Costunolide prevents renal ischemia-reperfusion injury in rats by reducing autophagy, apoptosis, inflammation, and DNA damage

Iran J Basic Med Sci. 2023;26(10):1168-1176. doi: 10.22038/IJBMS.2023.71779.15596.

Abstract

Objectives: Renal ischemia-reperfusion (I/R) is a vital health condition leading to acute kidney injury. Costunolide (COST) is an actively used molecule clinically for its anti-inflammatory, antioxidant, and immunomodulatory properties. In the present study, we searched for the possible protective effects of COST against renal ischemia/reperfusion (I/R) injury in rats.

Materials and methods: We established a renal I/R rat model. We divided forty rats into four groups: group I (sham), group II (I/R), group III (I/R+COST 5 mg/kg), and group IV (I/R+COST 10 mg/kg). We collected blood, kidney, and lung samples for analysis.

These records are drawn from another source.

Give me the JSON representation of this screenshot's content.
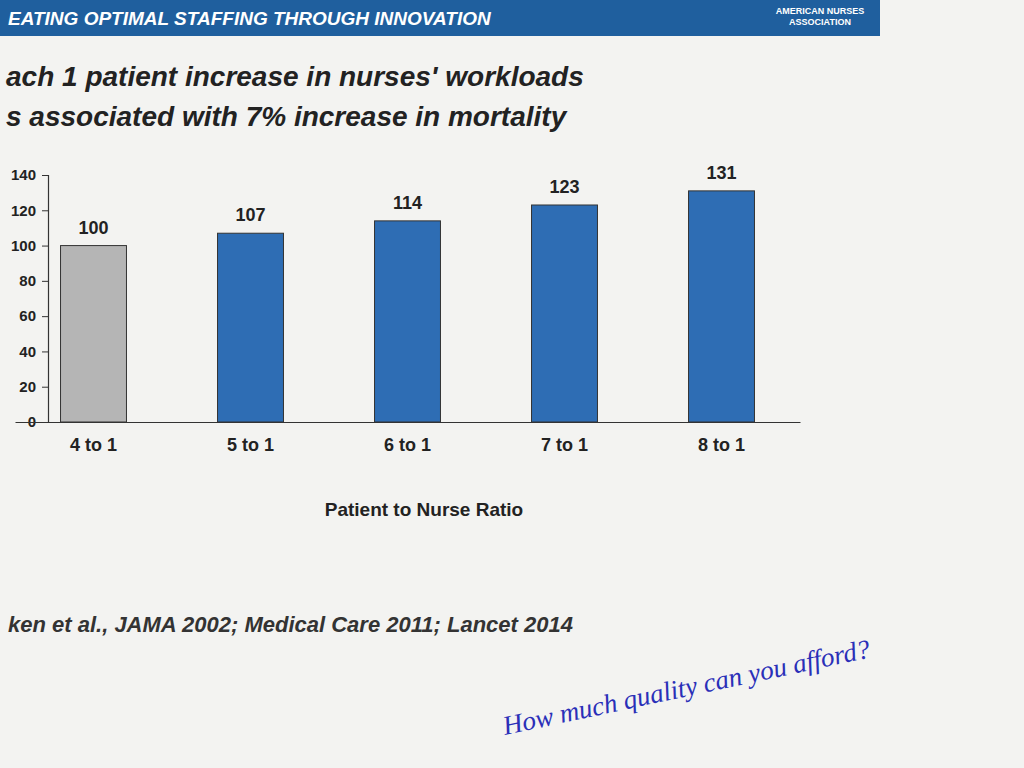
{
  "chart_data": {
    "type": "bar",
    "header": "EATING OPTIMAL STAFFING THROUGH INNOVATION",
    "organization": [
      "AMERICAN NURSES",
      "ASSOCIATION"
    ],
    "title": [
      "ach 1 patient increase in nurses' workloads",
      "s associated with 7% increase in mortality"
    ],
    "categories": [
      "4 to 1",
      "5 to 1",
      "6 to 1",
      "7 to 1",
      "8 to 1"
    ],
    "values": [
      100,
      107,
      114,
      123,
      131
    ],
    "colors": [
      "#b5b5b5",
      "#2e6db4",
      "#2e6db4",
      "#2e6db4",
      "#2e6db4"
    ],
    "x_label": "Patient to Nurse Ratio",
    "ylim": [
      0,
      140
    ],
    "yticks": [
      0,
      20,
      40,
      60,
      80,
      100,
      120,
      140
    ],
    "grid": false,
    "data_labels": true,
    "source": "ken et al., JAMA 2002; Medical Care 2011; Lancet 2014",
    "annotation": "How much quality can you afford?"
  }
}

Results: COST administration performed anti-oxidant and anti-inflammatory activity by reducing oxidant parameters and proinflammatory cytokine levels. COST alleviated DNA damage through declining 8-hydroxydeoxyguanosine (8-OHdG) levels. In addition, COST diminished tubular damage and inflammation by reducing kidney injury molecule-1 (KIM-1) production. COST administration also ameliorated apoptosis and autophagy by decreasing caspase-3 and microtubule-associated protein light chain 3B (MAPLC3, LC3B) expression.

Conclusion: COST demonstrated protective effects against renal I/R-induced injury.

Keywords: Apoptosis; Autophagy; Costunolide; Rat; Renal ischemia-reperfusion.